Thank you, Melissa, for dropping by and commenting. The rarity of such a kindness underlines my point, which could have been clearer, but Doing Clear isn't as much fun as some think. (Also, it's hard...) Of my very small number of visitors, at least half are wanderers who pass through never to reappear. This is normal and as it should be. It's a rare personal blog that is so well done that it should be singled out and returned to. Even if a blog is very well done, if the skill is not in service of a personality or worldview that appeals to a reader, why should the reader return, particularly given the fact we have only a finite amount of time to invest in blog reading? I do think, however, that some personal blogs absent a, b or c (see above) will make their way and get a widespread readership and become more than an online diary. I don't know what the mechanism will be, though I'd guess it would be through absorption into some larger website that manages to attract advertisers through its mix of features. Undoubtedly, this is a question that has absorbed bloggers for years now.

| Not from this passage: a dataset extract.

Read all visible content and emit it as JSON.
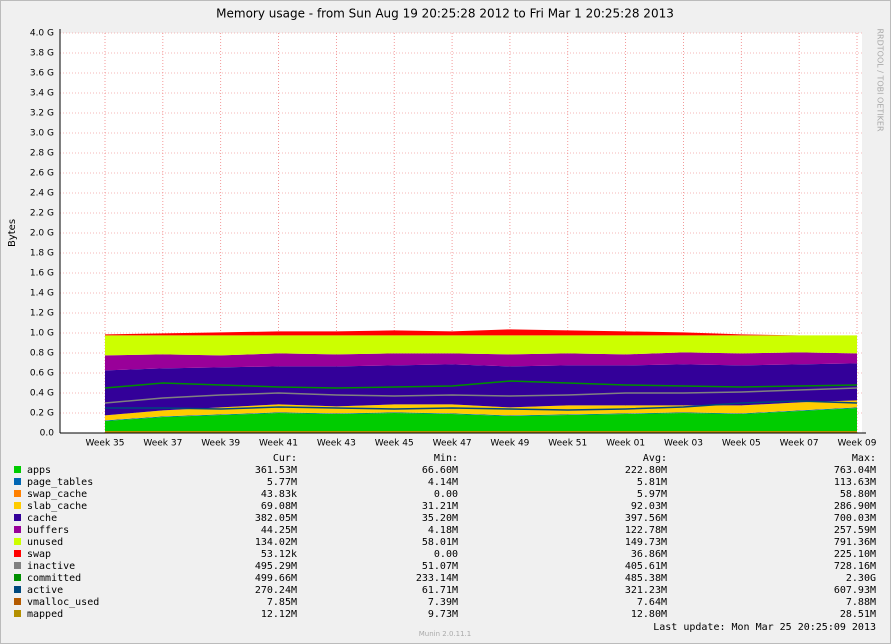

I just haven't been paying attention because originally this blog was about newspaper column-writing -- a faux column as it were -- and only now am I struggling to accept my blogness. What fun having a wanderer pause, consider and comment.
I too just stumbled on this blog. Your picture reminds me very much of a naked man I saw once on the Kansas plains through binoculars as I was birdwatching. As you are a Californian, this is unlikely. Yet the resemblance is truly amazing.
I have played nude volleyball in Kansas at various times. I see nothing unmanly in that.